É inacreditável a volta de Antonio Palocci ao centro da política, na entourage da presidente Dilma Rousseff, que prometera só colocar no ministério pessoas de passado intocável. E Delúbio e Silvinho, ninguém lembrou?

Carlos Newton

E o passado de Palocci, envolvido em negociatas na prefeitura de Ribeirão Preto, não conta? Ele não é aquele ministro que participava de orgias numa mansão alugada pelos amigos, e que foi denunciado pelo caseiro? E que mandou quebrar o sigilo bancário do caseiro e acabou demitido do governo? Por que está sendo tão prestigiado, se o passado o condena?

A presidente Dilma está agindo como se o país não tivesse memória (quase não tem, mesmo). Mas em 19 de agosto de 2005, quando Palocci era poderoso ministro da Fazenda, o advogado Rogério Tadeu Buratti, que foi assessor dele na Prefeitura de Ribeirão Preto na primeira gestão (1992-1996), afirmou ao Ministério Público Estadual que Palocci recebia R$ 50 mil por mês da empresa de lixo Leão Leão.

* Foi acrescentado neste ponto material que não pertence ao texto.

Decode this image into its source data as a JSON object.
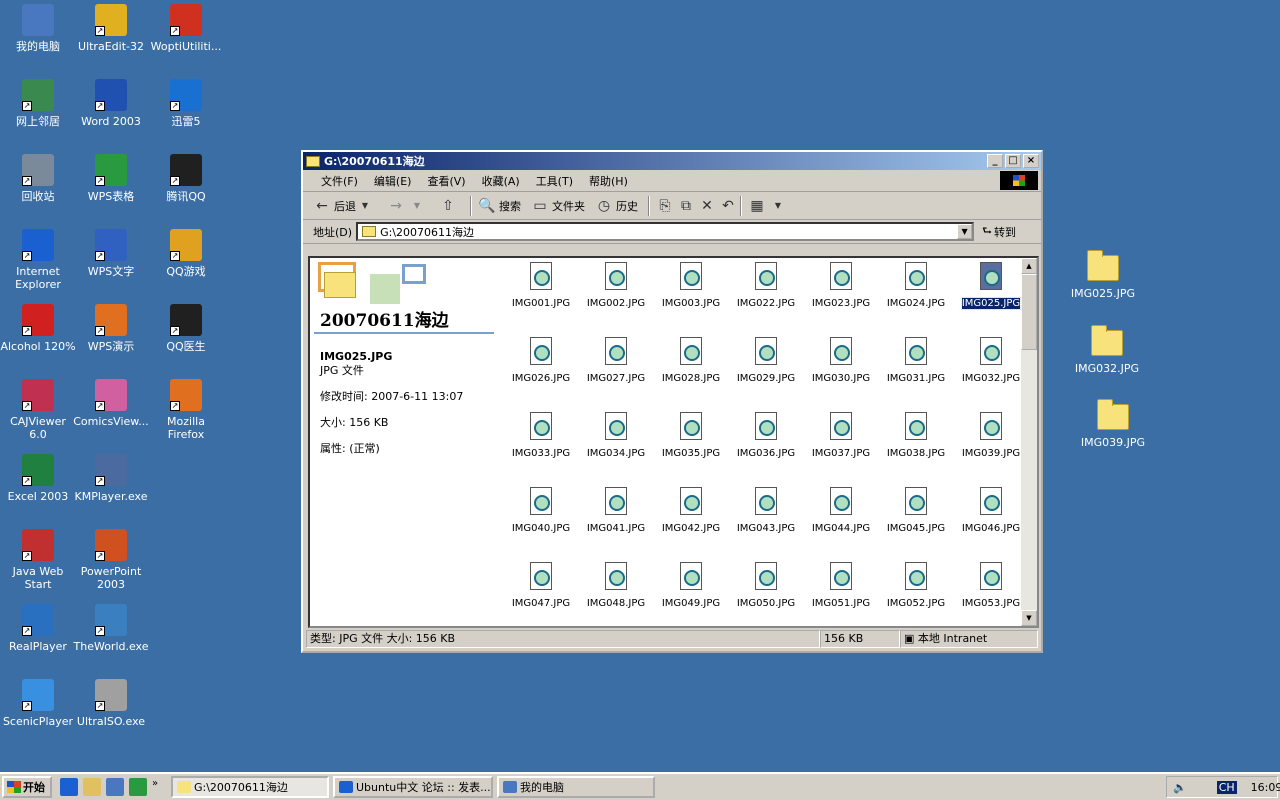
{
  "desktop_icons": [
    {
      "name": "my-computer",
      "label": "我的电脑",
      "color": "#4a78c0"
    },
    {
      "name": "ultraedit",
      "label": "UltraEdit-32",
      "color": "#e0b020"
    },
    {
      "name": "woptiutilities",
      "label": "WoptiUtiliti...",
      "color": "#d03020"
    },
    {
      "name": "network",
      "label": "网上邻居",
      "color": "#3a8a50"
    },
    {
      "name": "word-2003",
      "label": "Word 2003",
      "color": "#2050b0"
    },
    {
      "name": "xunlei",
      "label": "迅雷5",
      "color": "#1a70d0"
    },
    {
      "name": "recycle-bin",
      "label": "回收站",
      "color": "#7a8a9a"
    },
    {
      "name": "wps-sheet",
      "label": "WPS表格",
      "color": "#2a9a40"
    },
    {
      "name": "tencent-qq",
      "label": "腾讯QQ",
      "color": "#202020"
    },
    {
      "name": "ie",
      "label": "Internet Explorer",
      "color": "#1a60d0"
    },
    {
      "name": "wps-writer",
      "label": "WPS文字",
      "color": "#3060c0"
    },
    {
      "name": "qq-game",
      "label": "QQ游戏",
      "color": "#e0a020"
    },
    {
      "name": "alcohol",
      "label": "Alcohol 120%",
      "color": "#d02020"
    },
    {
      "name": "wps-present",
      "label": "WPS演示",
      "color": "#e07020"
    },
    {
      "name": "qq-doctor",
      "label": "QQ医生",
      "color": "#202020"
    },
    {
      "name": "cajviewer",
      "label": "CAJViewer 6.0",
      "color": "#c03050"
    },
    {
      "name": "comicsviewer",
      "label": "ComicsView...",
      "color": "#d060a0"
    },
    {
      "name": "firefox",
      "label": "Mozilla Firefox",
      "color": "#e07020"
    },
    {
      "name": "excel-2003",
      "label": "Excel 2003",
      "color": "#208040"
    },
    {
      "name": "kmplayer",
      "label": "KMPlayer.exe",
      "color": "#4a6aa0"
    },
    {
      "name": "java-web-start",
      "label": "Java Web Start",
      "color": "#c03030"
    },
    {
      "name": "powerpoint-2003",
      "label": "PowerPoint 2003",
      "color": "#d05020"
    },
    {
      "name": "realplayer",
      "label": "RealPlayer",
      "color": "#2a70c0"
    },
    {
      "name": "theworld",
      "label": "TheWorld.exe",
      "color": "#3a80c0"
    },
    {
      "name": "scenicplayer",
      "label": "ScenicPlayer",
      "color": "#3a90e0"
    },
    {
      "name": "ultraiso",
      "label": "UltraISO.exe",
      "color": "#a0a0a0"
    }
  ],
  "right_folders": [
    {
      "label": "IMG025.JPG"
    },
    {
      "label": "IMG032.JPG"
    },
    {
      "label": "IMG039.JPG"
    }
  ],
  "window": {
    "title": "G:\\20070611海边",
    "menu": [
      "文件(F)",
      "编辑(E)",
      "查看(V)",
      "收藏(A)",
      "工具(T)",
      "帮助(H)"
    ],
    "toolbar": {
      "back": "后退",
      "search": "搜索",
      "folders": "文件夹",
      "history": "历史"
    },
    "address": {
      "label": "地址(D)",
      "value": "G:\\20070611海边",
      "go": "转到"
    },
    "left_pane": {
      "folder_title": "20070611海边",
      "file_name": "IMG025.JPG",
      "file_type": "JPG 文件",
      "modified": "修改时间: 2007-6-11 13:07",
      "size": "大小: 156 KB",
      "attributes": "属性: (正常)"
    },
    "files": [
      "IMG001.JPG",
      "IMG002.JPG",
      "IMG003.JPG",
      "IMG022.JPG",
      "IMG023.JPG",
      "IMG024.JPG",
      "IMG025.JPG",
      "IMG026.JPG",
      "IMG027.JPG",
      "IMG028.JPG",
      "IMG029.JPG",
      "IMG030.JPG",
      "IMG031.JPG",
      "IMG032.JPG",
      "IMG033.JPG",
      "IMG034.JPG",
      "IMG035.JPG",
      "IMG036.JPG",
      "IMG037.JPG",
      "IMG038.JPG",
      "IMG039.JPG",
      "IMG040.JPG",
      "IMG041.JPG",
      "IMG042.JPG",
      "IMG043.JPG",
      "IMG044.JPG",
      "IMG045.JPG",
      "IMG046.JPG",
      "IMG047.JPG",
      "IMG048.JPG",
      "IMG049.JPG",
      "IMG050.JPG",
      "IMG051.JPG",
      "IMG052.JPG",
      "IMG053.JPG"
    ],
    "selected_file": "IMG025.JPG",
    "status": {
      "left": "类型: JPG 文件 大小: 156 KB",
      "size": "156 KB",
      "zone": "本地 Intranet"
    }
  },
  "taskbar": {
    "start": "开始",
    "tasks": [
      {
        "label": "G:\\20070611海边",
        "active": true
      },
      {
        "label": "Ubuntu中文 论坛 :: 发表...",
        "active": false
      },
      {
        "label": "我的电脑",
        "active": false
      }
    ],
    "lang": "CH",
    "clock": "16:09"
  }
}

O dinheiro (ou parte dele) seria depois repassado  então esoureiro do PT Delúbio Soares, que até admitiu ter montado um esquema de caixa dois para financiar campanhas políticas do partido.

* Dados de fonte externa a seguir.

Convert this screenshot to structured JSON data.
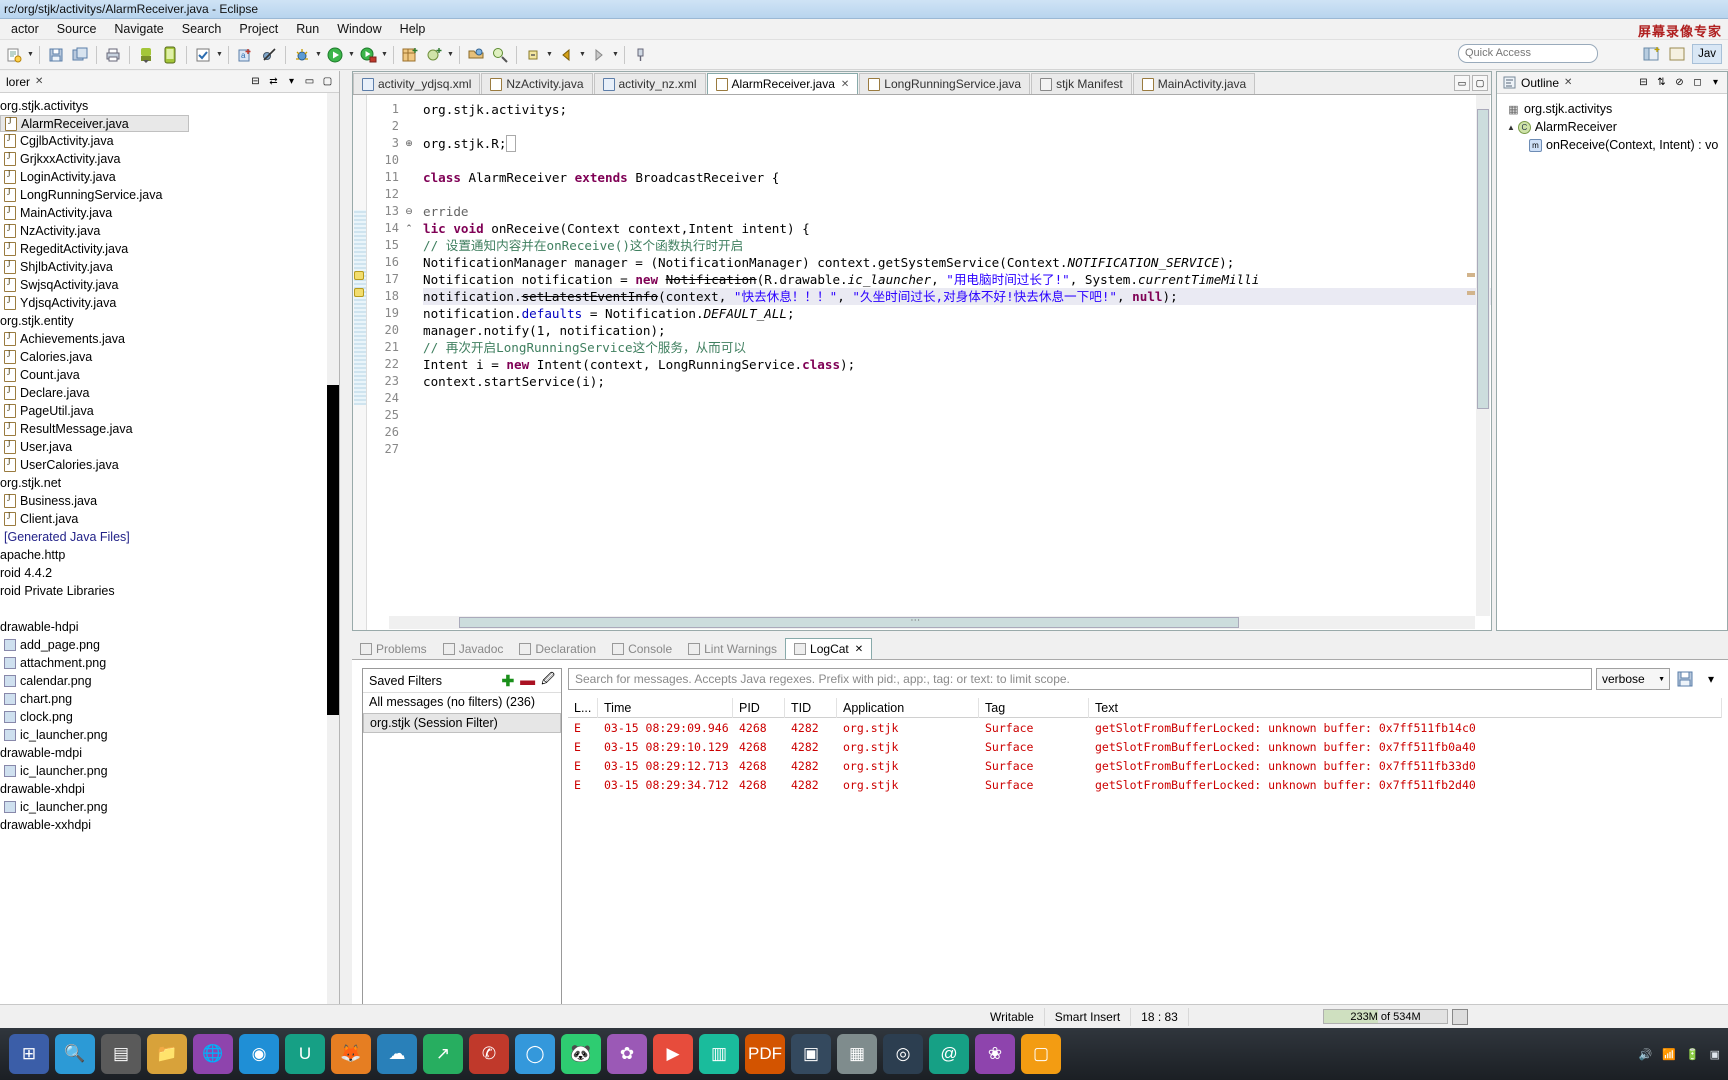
{
  "window": {
    "title": "rc/org/stjk/activitys/AlarmReceiver.java - Eclipse",
    "watermark": "屏幕录像专家"
  },
  "menubar": {
    "items": [
      "actor",
      "Source",
      "Navigate",
      "Search",
      "Project",
      "Run",
      "Window",
      "Help"
    ]
  },
  "toolbar": {
    "quick_access_placeholder": "Quick Access",
    "perspective_label": "Jav",
    "icons": [
      "new-icon",
      "new-dropdown",
      "save-icon",
      "save-all-icon",
      "print-icon",
      "sep",
      "android-sdk-manager-icon",
      "android-avd-manager-icon",
      "check-icon",
      "check-dropdown",
      "sep",
      "new-android-icon",
      "skip-breakpoints-icon",
      "debug-icon",
      "debug-dropdown",
      "run-icon",
      "run-dropdown",
      "external-tools-icon",
      "external-tools-dropdown",
      "sep",
      "new-java-package-icon",
      "new-java-class-icon",
      "new-class-dropdown",
      "sep",
      "open-type-icon",
      "search-icon",
      "sep",
      "next-annotation-icon",
      "prev-annotation-icon",
      "back-icon",
      "back-dropdown",
      "forward-icon",
      "forward-dropdown",
      "sep",
      "pin-icon"
    ]
  },
  "explorer": {
    "tab_label": "lorer",
    "tab_close": "✕",
    "tree": [
      {
        "type": "pkg",
        "label": "org.stjk.activitys"
      },
      {
        "type": "java",
        "label": "AlarmReceiver.java",
        "selected": true
      },
      {
        "type": "java",
        "label": "CgjlbActivity.java"
      },
      {
        "type": "java",
        "label": "GrjkxxActivity.java"
      },
      {
        "type": "java",
        "label": "LoginActivity.java"
      },
      {
        "type": "java",
        "label": "LongRunningService.java"
      },
      {
        "type": "java",
        "label": "MainActivity.java"
      },
      {
        "type": "java",
        "label": "NzActivity.java"
      },
      {
        "type": "java",
        "label": "RegeditActivity.java"
      },
      {
        "type": "java",
        "label": "ShjlbActivity.java"
      },
      {
        "type": "java",
        "label": "SwjsqActivity.java"
      },
      {
        "type": "java",
        "label": "YdjsqActivity.java"
      },
      {
        "type": "pkg",
        "label": "org.stjk.entity"
      },
      {
        "type": "java",
        "label": "Achievements.java"
      },
      {
        "type": "java",
        "label": "Calories.java"
      },
      {
        "type": "java",
        "label": "Count.java"
      },
      {
        "type": "java",
        "label": "Declare.java"
      },
      {
        "type": "java",
        "label": "PageUtil.java"
      },
      {
        "type": "java",
        "label": "ResultMessage.java"
      },
      {
        "type": "java",
        "label": "User.java"
      },
      {
        "type": "java",
        "label": "UserCalories.java"
      },
      {
        "type": "pkg",
        "label": "org.stjk.net"
      },
      {
        "type": "java",
        "label": "Business.java"
      },
      {
        "type": "java",
        "label": "Client.java"
      },
      {
        "type": "gen",
        "label": "[Generated Java Files]"
      },
      {
        "type": "pkg",
        "label": "apache.http"
      },
      {
        "type": "pkg",
        "label": "roid 4.4.2"
      },
      {
        "type": "pkg",
        "label": "roid Private Libraries"
      },
      {
        "type": "blank",
        "label": ""
      },
      {
        "type": "pkg",
        "label": "drawable-hdpi"
      },
      {
        "type": "png",
        "label": "add_page.png"
      },
      {
        "type": "png",
        "label": "attachment.png"
      },
      {
        "type": "png",
        "label": "calendar.png"
      },
      {
        "type": "png",
        "label": "chart.png"
      },
      {
        "type": "png",
        "label": "clock.png"
      },
      {
        "type": "png",
        "label": "ic_launcher.png"
      },
      {
        "type": "pkg",
        "label": "drawable-mdpi"
      },
      {
        "type": "png",
        "label": "ic_launcher.png"
      },
      {
        "type": "pkg",
        "label": "drawable-xhdpi"
      },
      {
        "type": "png",
        "label": "ic_launcher.png"
      },
      {
        "type": "pkg",
        "label": "drawable-xxhdpi"
      }
    ]
  },
  "editor": {
    "tabs": [
      {
        "label": "activity_ydjsq.xml",
        "icon": "xml",
        "active": false
      },
      {
        "label": "NzActivity.java",
        "icon": "java",
        "active": false
      },
      {
        "label": "activity_nz.xml",
        "icon": "xml",
        "active": false
      },
      {
        "label": "AlarmReceiver.java",
        "icon": "java",
        "active": true,
        "close": "✕"
      },
      {
        "label": "LongRunningService.java",
        "icon": "java",
        "active": false
      },
      {
        "label": "stjk Manifest",
        "icon": "mf",
        "active": false
      },
      {
        "label": "MainActivity.java",
        "icon": "java",
        "active": false
      }
    ],
    "tab_buttons": [
      "minimize-editor-icon",
      "maximize-editor-icon"
    ],
    "lines": [
      {
        "num": "1",
        "fold": "",
        "html": "  org.stjk.activitys;"
      },
      {
        "num": "2",
        "fold": "",
        "html": ""
      },
      {
        "num": "3",
        "fold": "⊕",
        "html": "org.stjk.R;<span style='border:1px solid #aaa;color:#888'>&nbsp;</span>"
      },
      {
        "num": "10",
        "fold": "",
        "html": ""
      },
      {
        "num": "11",
        "fold": "",
        "html": "<span class='kw'>class</span> AlarmReceiver <span class='kw'>extends</span> BroadcastReceiver {"
      },
      {
        "num": "12",
        "fold": "",
        "html": ""
      },
      {
        "num": "13",
        "fold": "⊖",
        "html": "<span style='color:#646464'>erride</span>"
      },
      {
        "num": "14",
        "fold": "⌃",
        "html": "<span class='kw'>lic void</span> onReceive(Context context,Intent intent) {"
      },
      {
        "num": "15",
        "fold": "",
        "html": "  <span class='cmt'>// 设置通知内容并在onReceive()这个函数执行时开启</span>"
      },
      {
        "num": "16",
        "fold": "",
        "html": "  NotificationManager manager = (NotificationManager) context.getSystemService(Context.<span class='stat'>NOTIFICATION_SERVICE</span>);"
      },
      {
        "num": "17",
        "fold": "",
        "html": "  Notification notification = <span class='kw'>new</span> <span class='dep'>Notification</span>(R.drawable.<span class='stat'>ic_launcher</span>, <span class='str'>\"用电脑时间过长了!\"</span>, System.<span class='stat'>currentTimeMilli</span>"
      },
      {
        "num": "18",
        "fold": "",
        "html": "  notification.<span class='dep'>setLatestEventInfo</span>(context, <span class='str'>\"快去休息！！！\"</span>, <span class='str'>\"久坐时间过长,对身体不好!快去休息一下吧!\"</span>, <span class='kw'>null</span>);",
        "highlight": true
      },
      {
        "num": "19",
        "fold": "",
        "html": "  notification.<span class='fld'>defaults</span> = Notification.<span class='stat'>DEFAULT_ALL</span>;"
      },
      {
        "num": "20",
        "fold": "",
        "html": "  manager.notify(1, notification);"
      },
      {
        "num": "21",
        "fold": "",
        "html": "  <span class='cmt'>// 再次开启LongRunningService这个服务，从而可以</span>"
      },
      {
        "num": "22",
        "fold": "",
        "html": "  Intent i = <span class='kw'>new</span> Intent(context, LongRunningService.<span class='kw'>class</span>);"
      },
      {
        "num": "23",
        "fold": "",
        "html": "  context.startService(i);"
      },
      {
        "num": "24",
        "fold": "",
        "html": ""
      },
      {
        "num": "25",
        "fold": "",
        "html": ""
      },
      {
        "num": "26",
        "fold": "",
        "html": ""
      },
      {
        "num": "27",
        "fold": "",
        "html": ""
      }
    ]
  },
  "outline": {
    "tab_label": "Outline",
    "tab_close": "✕",
    "items": [
      {
        "icon": "pkg",
        "label": "org.stjk.activitys",
        "indent": 0
      },
      {
        "icon": "class",
        "label": "AlarmReceiver",
        "indent": 0,
        "arrow": "▲"
      },
      {
        "icon": "method",
        "label": "onReceive(Context, Intent) : vo",
        "indent": 1
      }
    ],
    "toolbar_icons": [
      "collapse-all-icon",
      "sort-icon",
      "hide-fields-icon",
      "hide-static-icon",
      "hide-nonpublic-icon",
      "view-menu-icon"
    ]
  },
  "bottom_panel": {
    "tabs": [
      {
        "label": "Problems",
        "active": false
      },
      {
        "label": "Javadoc",
        "active": false
      },
      {
        "label": "Declaration",
        "active": false
      },
      {
        "label": "Console",
        "active": false
      },
      {
        "label": "Lint Warnings",
        "active": false
      },
      {
        "label": "LogCat",
        "active": true,
        "close": "✕"
      }
    ]
  },
  "logcat": {
    "filters_title": "Saved Filters",
    "filter_actions": [
      "add-filter-icon",
      "remove-filter-icon",
      "edit-filter-icon"
    ],
    "filters": [
      {
        "label": "All messages (no filters) (236)",
        "selected": false
      },
      {
        "label": "org.stjk (Session Filter)",
        "selected": true
      }
    ],
    "search_placeholder": "Search for messages. Accepts Java regexes. Prefix with pid:, app:, tag: or text: to limit scope.",
    "level_selected": "verbose",
    "save_icon": "save-log-icon",
    "columns": [
      "L...",
      "Time",
      "PID",
      "TID",
      "Application",
      "Tag",
      "Text"
    ],
    "rows": [
      {
        "level": "E",
        "time": "03-15 08:29:09.946",
        "pid": "4268",
        "tid": "4282",
        "app": "org.stjk",
        "tag": "Surface",
        "text": "getSlotFromBufferLocked: unknown buffer: 0x7ff511fb14c0"
      },
      {
        "level": "E",
        "time": "03-15 08:29:10.129",
        "pid": "4268",
        "tid": "4282",
        "app": "org.stjk",
        "tag": "Surface",
        "text": "getSlotFromBufferLocked: unknown buffer: 0x7ff511fb0a40"
      },
      {
        "level": "E",
        "time": "03-15 08:29:12.713",
        "pid": "4268",
        "tid": "4282",
        "app": "org.stjk",
        "tag": "Surface",
        "text": "getSlotFromBufferLocked: unknown buffer: 0x7ff511fb33d0"
      },
      {
        "level": "E",
        "time": "03-15 08:29:34.712",
        "pid": "4268",
        "tid": "4282",
        "app": "org.stjk",
        "tag": "Surface",
        "text": "getSlotFromBufferLocked: unknown buffer: 0x7ff511fb2d40"
      }
    ]
  },
  "statusbar": {
    "writable": "Writable",
    "insert_mode": "Smart Insert",
    "position": "18 : 83",
    "memory": "233M of 534M",
    "trash_icon": "trash-icon"
  },
  "taskbar": {
    "icons": [
      "windows-start-icon",
      "search-icon",
      "task-view-icon",
      "file-explorer-icon",
      "eclipse-icon",
      "gradient-ball-icon",
      "ue-editor-icon",
      "firefox-icon",
      "cloud-icon",
      "blue-arrow-icon",
      "phone-app-icon",
      "chrome-icon",
      "panda-icon",
      "teal-flower-icon",
      "play-store-icon",
      "media-icon",
      "pdf-icon",
      "green-app-icon",
      "store-icon",
      "browser-icon",
      "spiral-icon",
      "terminal-icon",
      "folder-icon"
    ],
    "tray_icons": [
      "volume-icon",
      "network-icon",
      "battery-icon",
      "notification-icon"
    ]
  },
  "colors": {
    "accent": "#2a00ff",
    "keyword": "#7f0055",
    "comment": "#3f7f5f",
    "error": "#cc0000",
    "title_bar": "#cfe3f5"
  }
}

A acusação feita por Buratti foi divulgada pelo promotor Aroldo Costa Filho, do Gaerco (Grupo de Atuação Especial e Repressão ao Crime Organizado), que ouviu o depoimento do advogado em Ribeirão Preto. A Leão Leão era acusada de fraudes em licitações públicas em 16 cidades de São Paulo e Minas Gerais, incluindo Ribeirão Preto.

Em resposta à acusação do ex-assessor, o então ministro da Fazenda, Antônio Palocci, deu entrevista coletiva e Lula chegou a dizer que Palocci discursou com a “segurança de um inocente”. Entretanto, de inocente o pronunciamento do ministro não tinha nada. Com as informações que iam surgindo para desmentir Palocci, a máscara foi caindo e até ficar claro que a entrevista foi uma grande encenação para acalmar os mercados.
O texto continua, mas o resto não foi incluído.